License GPLv3+: GNU GPL version 3 or later <http://gnu.org/licenses/gpl.html>
This is free software: you are free to change and redistribute it.
There is NO WARRANTY, to the extent permitted by law.  Type "show copying"
and "show warranty" for details.
This GDB was configured as "arm-linux-gnueabihf".
For bug reporting instructions, please see:
<http://www.gnu.org/software/gdb/bugs/>...
Reading symbols from /home/linaro/constructor...done.
(gdb) ptype A::A
type = class A {
  public:
    A(void);
    ~A(int);
} *(A * const)
(gdb) ptype A::~A
type = void *(A * const)
(gdb)

The types of the constructor and destructor are not quite what we might expect. Traditionally a C++ constructor or destructor does not return a value, however on ARM things are different – the constructor returns a pointer to class A, and the destructor returns a pointer to void.
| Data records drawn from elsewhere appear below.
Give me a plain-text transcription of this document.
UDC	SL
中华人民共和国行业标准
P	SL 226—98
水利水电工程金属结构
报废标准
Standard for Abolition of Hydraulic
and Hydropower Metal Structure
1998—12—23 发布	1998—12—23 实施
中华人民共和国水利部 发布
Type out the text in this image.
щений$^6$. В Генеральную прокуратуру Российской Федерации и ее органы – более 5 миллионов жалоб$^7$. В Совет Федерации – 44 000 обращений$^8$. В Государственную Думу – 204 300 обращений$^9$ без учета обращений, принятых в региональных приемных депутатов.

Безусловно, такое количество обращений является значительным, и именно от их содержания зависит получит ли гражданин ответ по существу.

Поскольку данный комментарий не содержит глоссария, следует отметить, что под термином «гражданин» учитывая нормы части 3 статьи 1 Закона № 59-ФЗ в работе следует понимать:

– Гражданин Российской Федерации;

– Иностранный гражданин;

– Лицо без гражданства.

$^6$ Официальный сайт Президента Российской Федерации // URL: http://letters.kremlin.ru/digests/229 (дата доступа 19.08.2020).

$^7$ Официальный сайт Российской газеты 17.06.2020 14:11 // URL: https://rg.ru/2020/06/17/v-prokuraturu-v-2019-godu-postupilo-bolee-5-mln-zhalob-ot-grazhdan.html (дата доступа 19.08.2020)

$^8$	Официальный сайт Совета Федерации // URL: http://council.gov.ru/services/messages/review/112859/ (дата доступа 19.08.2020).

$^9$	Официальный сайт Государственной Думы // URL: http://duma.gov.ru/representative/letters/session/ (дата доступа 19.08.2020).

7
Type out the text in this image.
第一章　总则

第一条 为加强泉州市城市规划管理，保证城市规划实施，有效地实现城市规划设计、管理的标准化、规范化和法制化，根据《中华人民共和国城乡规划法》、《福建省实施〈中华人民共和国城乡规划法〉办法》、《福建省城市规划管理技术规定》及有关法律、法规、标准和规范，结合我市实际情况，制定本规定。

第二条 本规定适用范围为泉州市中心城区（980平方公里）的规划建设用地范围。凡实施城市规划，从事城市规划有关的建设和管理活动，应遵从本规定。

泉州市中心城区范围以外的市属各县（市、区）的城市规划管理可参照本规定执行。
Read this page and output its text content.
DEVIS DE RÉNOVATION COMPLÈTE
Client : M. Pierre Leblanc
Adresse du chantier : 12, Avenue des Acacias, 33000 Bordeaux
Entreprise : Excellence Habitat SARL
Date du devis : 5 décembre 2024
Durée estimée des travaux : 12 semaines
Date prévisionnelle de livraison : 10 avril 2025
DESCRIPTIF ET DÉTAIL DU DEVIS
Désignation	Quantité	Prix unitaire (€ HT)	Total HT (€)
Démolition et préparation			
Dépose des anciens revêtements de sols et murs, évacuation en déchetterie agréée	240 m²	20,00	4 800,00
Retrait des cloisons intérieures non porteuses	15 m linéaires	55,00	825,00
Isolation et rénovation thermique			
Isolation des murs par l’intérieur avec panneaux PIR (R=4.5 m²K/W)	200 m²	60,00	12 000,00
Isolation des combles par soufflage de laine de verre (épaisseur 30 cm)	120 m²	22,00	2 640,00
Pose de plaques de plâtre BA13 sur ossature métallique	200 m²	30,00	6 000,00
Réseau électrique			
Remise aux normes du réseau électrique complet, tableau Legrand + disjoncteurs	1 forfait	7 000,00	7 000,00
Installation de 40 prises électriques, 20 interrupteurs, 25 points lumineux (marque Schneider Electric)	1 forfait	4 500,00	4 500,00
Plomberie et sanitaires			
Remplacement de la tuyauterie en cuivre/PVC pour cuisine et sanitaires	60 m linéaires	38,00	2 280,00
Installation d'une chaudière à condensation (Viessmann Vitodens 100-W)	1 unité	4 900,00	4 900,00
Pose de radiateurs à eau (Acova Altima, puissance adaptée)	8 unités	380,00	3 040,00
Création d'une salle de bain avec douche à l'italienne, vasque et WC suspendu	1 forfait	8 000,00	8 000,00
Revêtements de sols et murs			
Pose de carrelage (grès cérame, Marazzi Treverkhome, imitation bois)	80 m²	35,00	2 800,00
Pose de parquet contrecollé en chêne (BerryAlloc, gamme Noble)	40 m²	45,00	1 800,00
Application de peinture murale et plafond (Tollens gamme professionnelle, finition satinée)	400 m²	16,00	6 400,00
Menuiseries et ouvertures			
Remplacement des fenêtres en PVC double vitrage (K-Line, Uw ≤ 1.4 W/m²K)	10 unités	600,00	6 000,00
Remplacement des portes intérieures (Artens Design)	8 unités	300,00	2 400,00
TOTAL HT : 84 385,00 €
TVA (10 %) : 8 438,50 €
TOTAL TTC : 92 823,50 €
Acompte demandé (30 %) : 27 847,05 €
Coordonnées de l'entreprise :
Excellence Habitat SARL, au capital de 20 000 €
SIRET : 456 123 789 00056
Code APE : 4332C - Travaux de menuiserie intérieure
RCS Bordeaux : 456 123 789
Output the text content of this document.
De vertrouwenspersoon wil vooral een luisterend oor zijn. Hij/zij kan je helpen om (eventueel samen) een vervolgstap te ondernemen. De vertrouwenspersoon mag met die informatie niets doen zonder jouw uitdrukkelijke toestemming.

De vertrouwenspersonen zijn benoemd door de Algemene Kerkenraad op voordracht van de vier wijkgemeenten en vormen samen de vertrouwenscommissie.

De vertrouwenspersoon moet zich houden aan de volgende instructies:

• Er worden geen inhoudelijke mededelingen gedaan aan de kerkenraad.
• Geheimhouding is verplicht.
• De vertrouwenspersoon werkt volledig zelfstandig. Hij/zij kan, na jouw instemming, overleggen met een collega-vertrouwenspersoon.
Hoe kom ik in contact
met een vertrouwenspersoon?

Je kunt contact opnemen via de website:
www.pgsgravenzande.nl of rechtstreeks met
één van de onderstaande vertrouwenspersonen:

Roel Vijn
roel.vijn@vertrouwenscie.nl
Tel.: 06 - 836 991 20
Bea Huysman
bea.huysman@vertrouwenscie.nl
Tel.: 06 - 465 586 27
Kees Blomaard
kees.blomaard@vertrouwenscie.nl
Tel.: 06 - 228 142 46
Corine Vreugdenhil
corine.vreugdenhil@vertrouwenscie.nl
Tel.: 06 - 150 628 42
Why is this the case? On ARM constructors and destructors are specified differently in order to provide scope for optimizing calls to a chain of constructors or destructors while minimizing the pushing stack frames (tail call optimization). There’s a very helpful document available here called the C++ ABI for the ARM Architecture which details the differences between the ARM ABI and the Generic GNU C++ ABI including this little quirk.